Q.

Brother John,

Could you explain what it means to worship the Lord in spirit and in truth (John 4).  These are obviously key in the worship of the living God.  In the application how does this apply to the progressive “christian” worship that many promote today, and how should this encourage true worship in our Fundamental churches?

I look forward to the insight you draw from God’s Word.   

Paul

A.

Hello Bro. Paul,

Thanks for your relevant question! I love the passage you cited from John 4:24, “God is a Spirit: and they that worship him must worship him in spirit and in truth.” The combination of “spirit” and “truth” here is the key. “Worship” gives God the worth that is due Him. This involves so much more than what we call “Worship Services.” But let’s go ahead and address “worship” as it is often used in our modern context, and do so in relation to the Spirit and to truth.

The truth without the Spirit is dead orthodoxy. The Spirit without the truth is unorthodoxy (and is not the Spirit). But the Spirit and the truth is living orthodoxy!

That which makes man different from the animals is the spirit dimension. Children of God possess a regenerated human spirit consisting of the nature of God implanted into them (Eph. 4:24; 1 John 3:9) where the Spirit of God indwells them. This is where true worship begins. Therefore it is sourced in the indwelling Spirit communing with the regenerated spirit, working out through the soul and the body. All of this must be in accord with truth, for the Spirit of truth always works within the boundaries of the Word of truth.

Today there seems to be two extremes in worship styles: Deadness in the name of truth, and counterfeit in the name of the Spirit. How do we keep from these two counterproductive extremes and truly worship in “spirit and in truth”? Let’s address two considerations.

First, we must recognize the difference between God-ordained absolutes and God-ordained variables within the absolutes. God made some things black and white, and God chose to leave other matters less clear. The absolutes are matters made clear in the written Word. This provides what we might describe as a plateau of objective truth. The variables are applications made clear by the leading of the Spirit of God within the plateau of truth. They are like guardrails to protect the truth in our lives. But they may differ from person to person on the plateau.

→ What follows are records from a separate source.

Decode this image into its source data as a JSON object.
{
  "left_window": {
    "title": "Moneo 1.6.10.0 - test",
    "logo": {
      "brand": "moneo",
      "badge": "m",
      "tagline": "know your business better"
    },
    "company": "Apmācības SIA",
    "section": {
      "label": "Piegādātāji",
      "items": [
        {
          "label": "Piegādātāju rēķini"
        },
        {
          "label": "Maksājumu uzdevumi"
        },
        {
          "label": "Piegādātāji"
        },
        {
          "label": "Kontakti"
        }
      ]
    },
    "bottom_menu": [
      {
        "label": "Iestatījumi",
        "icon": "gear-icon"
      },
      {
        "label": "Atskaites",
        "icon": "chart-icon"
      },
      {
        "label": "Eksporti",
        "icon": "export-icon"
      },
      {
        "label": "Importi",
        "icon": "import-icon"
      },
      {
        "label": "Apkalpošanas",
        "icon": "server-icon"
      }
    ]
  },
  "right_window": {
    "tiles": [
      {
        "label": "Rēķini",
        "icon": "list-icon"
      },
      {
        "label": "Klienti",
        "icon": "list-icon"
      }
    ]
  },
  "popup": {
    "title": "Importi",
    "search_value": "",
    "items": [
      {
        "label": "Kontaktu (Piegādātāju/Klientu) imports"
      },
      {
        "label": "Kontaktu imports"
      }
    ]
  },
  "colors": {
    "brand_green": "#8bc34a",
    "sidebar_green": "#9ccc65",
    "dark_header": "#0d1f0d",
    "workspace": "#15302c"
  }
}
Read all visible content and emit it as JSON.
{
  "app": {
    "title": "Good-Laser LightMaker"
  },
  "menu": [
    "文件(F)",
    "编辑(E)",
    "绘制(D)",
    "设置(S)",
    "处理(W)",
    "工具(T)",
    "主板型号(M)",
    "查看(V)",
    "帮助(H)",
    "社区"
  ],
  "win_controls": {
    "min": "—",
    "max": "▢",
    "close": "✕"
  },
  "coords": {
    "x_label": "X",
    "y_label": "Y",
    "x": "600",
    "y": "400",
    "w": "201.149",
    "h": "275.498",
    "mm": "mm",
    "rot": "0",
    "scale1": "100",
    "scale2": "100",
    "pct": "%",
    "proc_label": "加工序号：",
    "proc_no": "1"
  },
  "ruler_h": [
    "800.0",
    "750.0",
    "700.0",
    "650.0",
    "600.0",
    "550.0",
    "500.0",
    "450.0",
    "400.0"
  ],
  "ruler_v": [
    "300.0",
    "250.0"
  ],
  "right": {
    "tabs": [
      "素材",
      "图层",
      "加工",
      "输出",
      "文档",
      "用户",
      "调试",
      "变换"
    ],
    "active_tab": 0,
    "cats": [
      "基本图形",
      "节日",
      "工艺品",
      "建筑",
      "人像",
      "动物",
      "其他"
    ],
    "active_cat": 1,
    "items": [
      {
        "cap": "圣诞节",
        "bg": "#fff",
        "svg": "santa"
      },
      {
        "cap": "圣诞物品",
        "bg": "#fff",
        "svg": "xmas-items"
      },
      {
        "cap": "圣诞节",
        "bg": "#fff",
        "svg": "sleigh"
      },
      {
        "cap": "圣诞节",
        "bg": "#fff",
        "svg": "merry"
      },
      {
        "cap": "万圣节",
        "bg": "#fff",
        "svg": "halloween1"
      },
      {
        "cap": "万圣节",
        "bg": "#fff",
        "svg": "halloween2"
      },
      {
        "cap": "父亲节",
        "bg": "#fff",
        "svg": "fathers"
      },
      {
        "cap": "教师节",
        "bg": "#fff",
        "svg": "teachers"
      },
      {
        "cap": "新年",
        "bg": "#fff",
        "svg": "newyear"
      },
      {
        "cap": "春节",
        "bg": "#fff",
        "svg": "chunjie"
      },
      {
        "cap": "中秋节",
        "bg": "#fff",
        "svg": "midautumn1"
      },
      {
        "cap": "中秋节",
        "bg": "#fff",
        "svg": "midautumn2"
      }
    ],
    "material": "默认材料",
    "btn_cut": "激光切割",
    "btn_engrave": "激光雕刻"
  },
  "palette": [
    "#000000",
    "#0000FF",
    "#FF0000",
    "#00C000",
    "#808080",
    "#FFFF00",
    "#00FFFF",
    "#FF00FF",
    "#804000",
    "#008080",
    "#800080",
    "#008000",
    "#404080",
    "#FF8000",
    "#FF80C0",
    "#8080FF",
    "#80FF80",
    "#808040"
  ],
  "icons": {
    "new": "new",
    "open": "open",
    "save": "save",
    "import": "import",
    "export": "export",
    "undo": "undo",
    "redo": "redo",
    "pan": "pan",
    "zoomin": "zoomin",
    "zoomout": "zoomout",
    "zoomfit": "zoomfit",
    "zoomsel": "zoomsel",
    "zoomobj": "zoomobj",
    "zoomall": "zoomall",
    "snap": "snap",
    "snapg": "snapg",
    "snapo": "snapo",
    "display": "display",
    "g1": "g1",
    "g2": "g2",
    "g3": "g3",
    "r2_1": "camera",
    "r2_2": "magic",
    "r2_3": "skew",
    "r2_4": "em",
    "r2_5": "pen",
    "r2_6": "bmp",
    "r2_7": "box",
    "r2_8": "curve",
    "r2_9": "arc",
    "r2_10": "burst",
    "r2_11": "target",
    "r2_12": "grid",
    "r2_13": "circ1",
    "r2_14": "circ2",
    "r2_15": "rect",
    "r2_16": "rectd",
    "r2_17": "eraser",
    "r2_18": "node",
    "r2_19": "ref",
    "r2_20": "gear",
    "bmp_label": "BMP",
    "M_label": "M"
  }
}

In the matter of worshipping “in spirit and in truth,” the absolutes represent the truth, and the variables represent our spirit yielded to the Spirit’s leadership within the absolutes. In other words the absolutes involve the objective “truth,” and the variables within the absolutes involve “the Spirit” to guide us where matters are not objectively clear. If everything was black and white, we would not need the Holy Spirit.

Compromisers make absolutes variable. Legalists make variables absolute. Both are wrong. Of course, some debate what’s absolute and what’s variable.

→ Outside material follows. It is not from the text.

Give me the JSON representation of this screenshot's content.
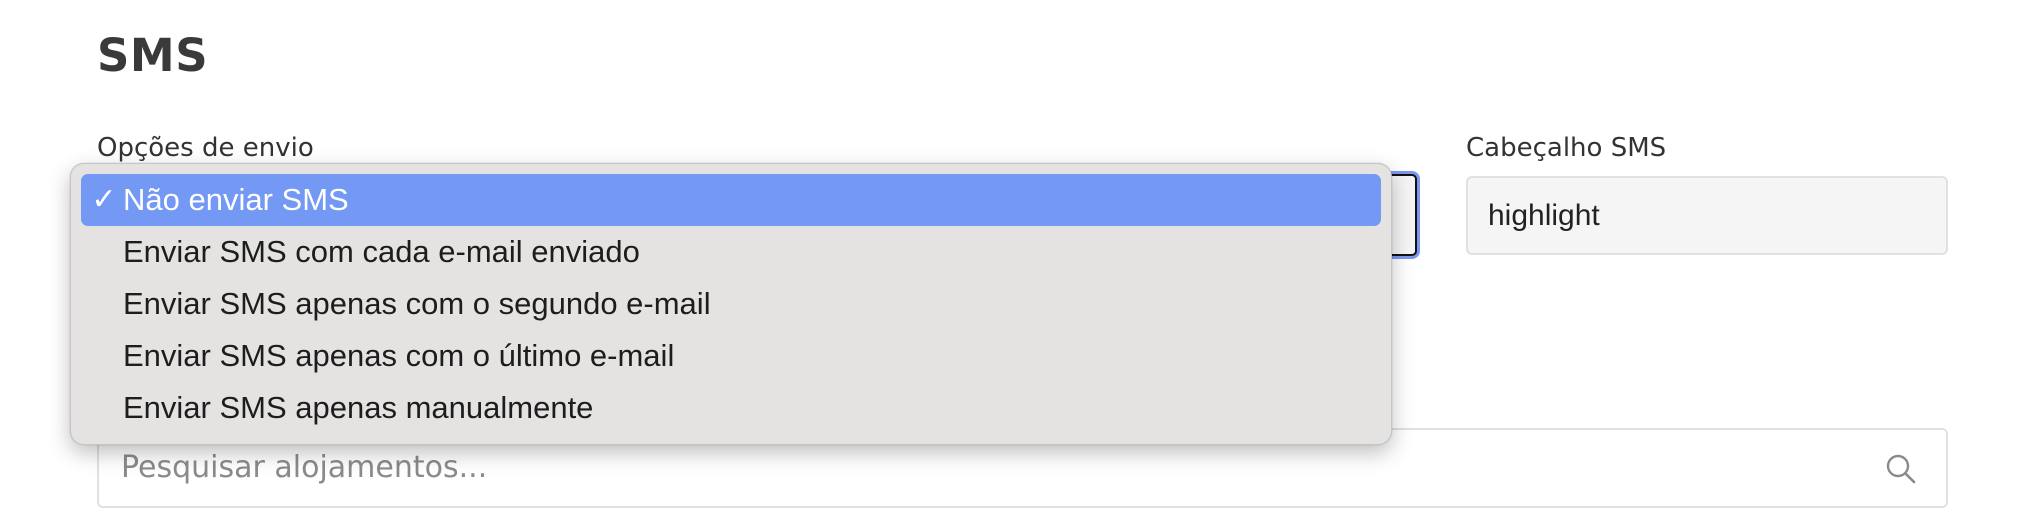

“Conservatives” sometimes err by conserving traditions in the name of conserving truth. While traditions have value, this error lacks the real leading of the Spirit, since over time the Spirit may change some applications, always, of course, within the plateau of absolutes. For example, some choose to hold to a particular time period of musical sound, and mistakenly think that is the only application of truth legitimately possible. Others choose one genre of sound and condemn everything else. Yet there are other legitimate applications that are different, but not worldly.

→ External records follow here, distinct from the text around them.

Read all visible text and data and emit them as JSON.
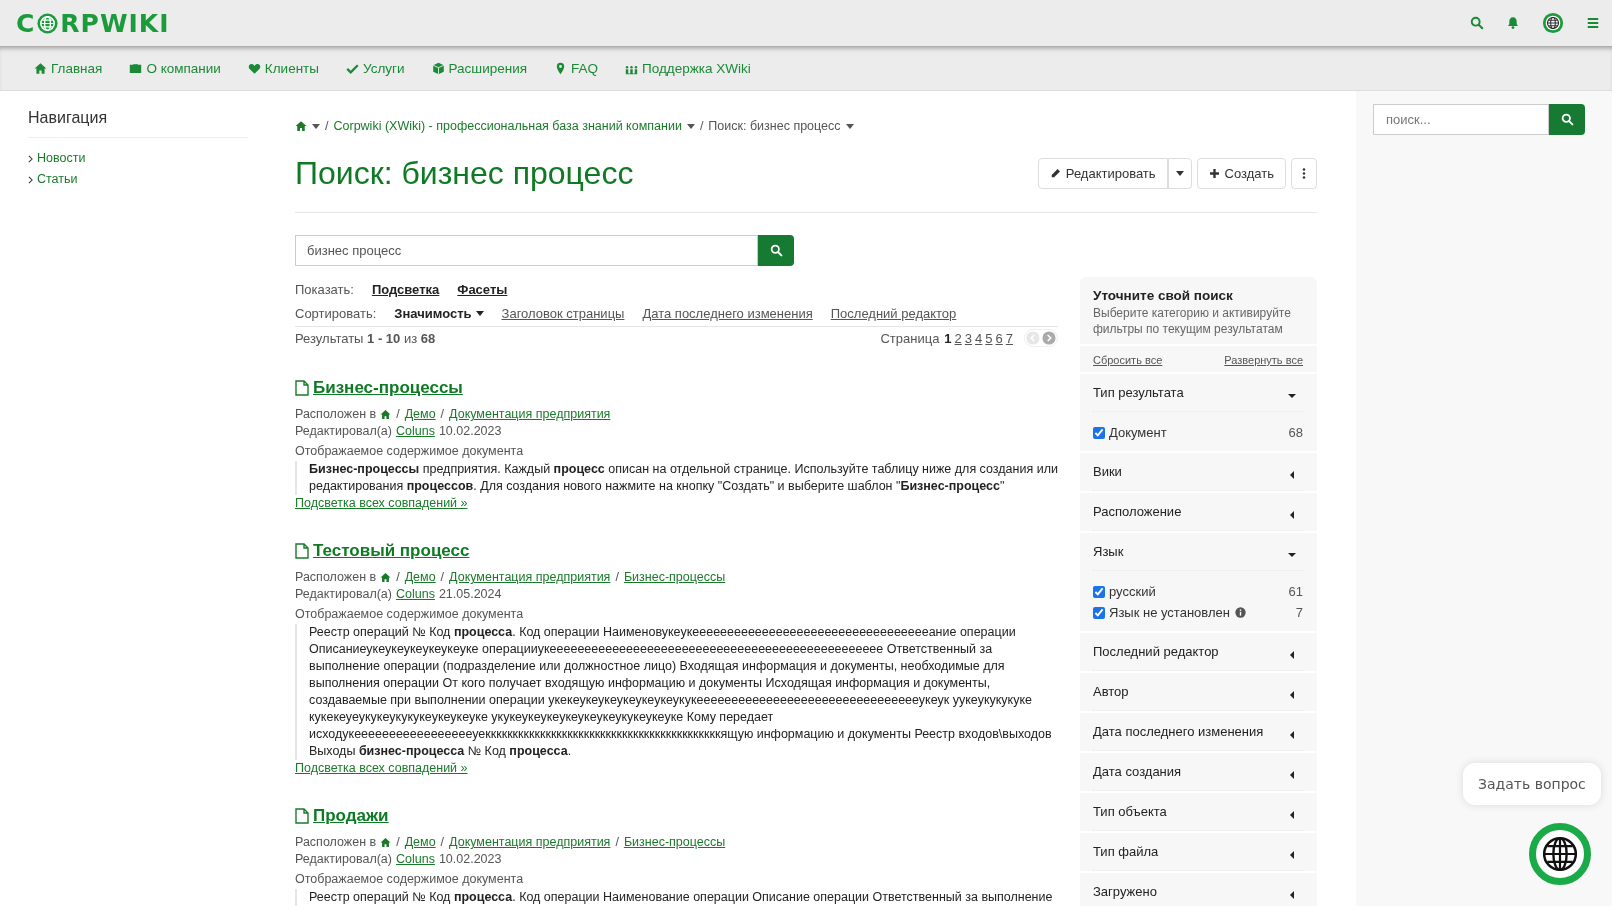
{
  "header": {
    "logo_start": "C",
    "logo_end": "RPWIKI"
  },
  "nav": [
    {
      "label": "Главная",
      "kind": "home"
    },
    {
      "label": "О компании",
      "kind": "briefcase"
    },
    {
      "label": "Клиенты",
      "kind": "heart"
    },
    {
      "label": "Услуги",
      "kind": "check"
    },
    {
      "label": "Расширения",
      "kind": "cube"
    },
    {
      "label": "FAQ",
      "kind": "pin"
    },
    {
      "label": "Поддержка XWiki",
      "kind": "people"
    }
  ],
  "sidebar": {
    "title": "Навигация",
    "items": [
      "Новости",
      "Статьи"
    ]
  },
  "breadcrumb": [
    {
      "sep": "/",
      "label": "Corpwiki (XWiki) - профессиональная база знаний компании"
    },
    {
      "sep": "/",
      "label": "Поиск: бизнес процесс"
    }
  ],
  "title": "Поиск: бизнес процесс",
  "actions": {
    "edit": "Редактировать",
    "create": "Создать"
  },
  "search": {
    "value": "бизнес процесс"
  },
  "show": {
    "label": "Показать:",
    "options": [
      "Подсветка",
      "Фасеты"
    ]
  },
  "sort": {
    "label": "Сортировать:",
    "options": [
      {
        "label": "Значимость",
        "selected": true
      },
      {
        "label": "Заголовок страницы",
        "selected": false
      },
      {
        "label": "Дата последнего изменения",
        "selected": false
      },
      {
        "label": "Последний редактор",
        "selected": false
      }
    ]
  },
  "results_summary": "Результаты **1 - 10** из **68**",
  "pagination": {
    "label": "Страница",
    "pages": [
      {
        "label": "1",
        "selected": true
      },
      {
        "label": "2",
        "selected": false
      },
      {
        "label": "3",
        "selected": false
      },
      {
        "label": "4",
        "selected": false
      },
      {
        "label": "5",
        "selected": false
      },
      {
        "label": "6",
        "selected": false
      },
      {
        "label": "7",
        "selected": false
      }
    ],
    "arrows": [
      {
        "kind": "prev",
        "disabled": true
      },
      {
        "kind": "next",
        "disabled": false
      }
    ]
  },
  "results": [
    {
      "title": "Бизнес-процессы",
      "location_label": "Расположен в",
      "path": [
        {
          "sep": "/",
          "label": "Демо"
        },
        {
          "sep": "/",
          "label": "Документация предприятия"
        }
      ],
      "edited_label": "Редактировал(а)",
      "author": "Coluns",
      "date": "10.02.2023",
      "content_label": "Отображаемое содержимое документа",
      "snippet": "**Бизнес-процессы** предприятия. Каждый **процесс** описан на отдельной странице. Используйте таблицу ниже для создания или редактирования **процессов**. Для создания нового нажмите на кнопку \"Создать\" и выберите шаблон \"**Бизнес-процесс**\"",
      "more": "Подсветка всех совпадений »"
    },
    {
      "title": "Тестовый процесс",
      "location_label": "Расположен в",
      "path": [
        {
          "sep": "/",
          "label": "Демо"
        },
        {
          "sep": "/",
          "label": "Документация предприятия"
        },
        {
          "sep": "/",
          "label": "Бизнес-процессы"
        }
      ],
      "edited_label": "Редактировал(а)",
      "author": "Coluns",
      "date": "21.05.2024",
      "content_label": "Отображаемое содержимое документа",
      "snippet": "Реестр операций № Код **процесса**. Код операции Наименовукеукееееееееееееееееееееееееееееееееееание операции Описаниеукеукеукеукеукеуке операцииукееееееееееееееееееееееееееееееееееееееееееееееее Ответственный за выполнение операции (подразделение или должностное лицо) Входящая информация и документы, необходимые для выполнения операции От кого получает входящую информацию и документы Исходящая информация и документы, создаваемые при выполнении операции укекеукеукеукеукеукеукукееееееееееееееееееееееееееееееееукеук уукеукукукуке кукекеуеукукеукукукеукеукеуке укукеукеукеукеукеукеукукеукеуке Кому передает исходукеееееееееееееееееуекккккккккккккккккккккккккккккккккккккккккккящую информацию и документы Реестр входов\\выходов Выходы **бизнес-процесса** № Код **процесса**.",
      "more": "Подсветка всех совпадений »"
    },
    {
      "title": "Продажи",
      "location_label": "Расположен в",
      "path": [
        {
          "sep": "/",
          "label": "Демо"
        },
        {
          "sep": "/",
          "label": "Документация предприятия"
        },
        {
          "sep": "/",
          "label": "Бизнес-процессы"
        }
      ],
      "edited_label": "Редактировал(а)",
      "author": "Coluns",
      "date": "10.02.2023",
      "content_label": "Отображаемое содержимое документа",
      "snippet": "Реестр операций № Код **процесса**. Код операции Наименование операции Описание операции Ответственный за выполнение"
    }
  ],
  "facets": {
    "title": "Уточните свой поиск",
    "subtitle": "Выберите категорию и активируйте фильтры по текущим результатам",
    "reset": "Сбросить все",
    "expand": "Развернуть все",
    "groups": [
      {
        "title": "Тип результата",
        "expanded": true,
        "items": [
          {
            "label": "Документ",
            "count": "68",
            "checked": true
          }
        ]
      },
      {
        "title": "Вики",
        "expanded": false
      },
      {
        "title": "Расположение",
        "expanded": false
      },
      {
        "title": "Язык",
        "expanded": true,
        "items": [
          {
            "label": "русский",
            "count": "61",
            "checked": true
          },
          {
            "label": "Язык не установлен",
            "count": "7",
            "checked": true,
            "info": true
          }
        ]
      },
      {
        "title": "Последний редактор",
        "expanded": false
      },
      {
        "title": "Автор",
        "expanded": false
      },
      {
        "title": "Дата последнего изменения",
        "expanded": false
      },
      {
        "title": "Дата создания",
        "expanded": false
      },
      {
        "title": "Тип объекта",
        "expanded": false
      },
      {
        "title": "Тип файла",
        "expanded": false
      },
      {
        "title": "Загружено",
        "expanded": false
      }
    ]
  },
  "side_search": {
    "placeholder": "поиск..."
  },
  "chat": {
    "label": "Задать вопрос"
  }
}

“Progressives” sometimes err by actually not progressing at all, but rather digressing into worldliness in the name of the Spirit. But the Spirit never violates the Word and thus will not lead us to indulge the flesh (Gal. 5:16-23), to conform to the world (Rom. 12:2), love the world (1 John 2:15-17), or be the enemy of God through friendship with the world (James 4:4). The question is not “What harm is there in this?” but “What does God want me to do?”

A second consideration involves seeing the distinction between individual soul liberty and the need for individual church unity. Soul liberty, or what some call the priesthood of the believer, is the Bible truth that each Christian possesses his or her own relationship with God through the Spirit and does not have to go through a man. “There is…one mediator between God and men, the man Christ Jesus” (1 Tim. 2:5). Absolutes are absolute for all, but the variables are what we often call “preferences.” But they are really the Holy Spirit’s preferences for us, not our own desires. The Spirit knows what application each believer needs to safely keep him on the plateau and protect him from going off the cliff into compromise, or in some cases where you need to draw a line of application so as not to stumble someone you influence. Each believer has the soul liberty to follow the Spirit in these variable matters.

Yet churches have platforms, leadership positions, music ministry, and so forth. Who should make the decisions for how matters are applied in the church ministry setting? The one who will answer to God for these decisions whether he makes them or not—the pastor. Here those within that flock need to defer to their pastor. This is for the sake of individual church unity. It does not mean they have to agree for their personal lives. Just as leaders must allow for individual soul liberty, individuals must allow for individual church unity—all within the absolutes of Scripture.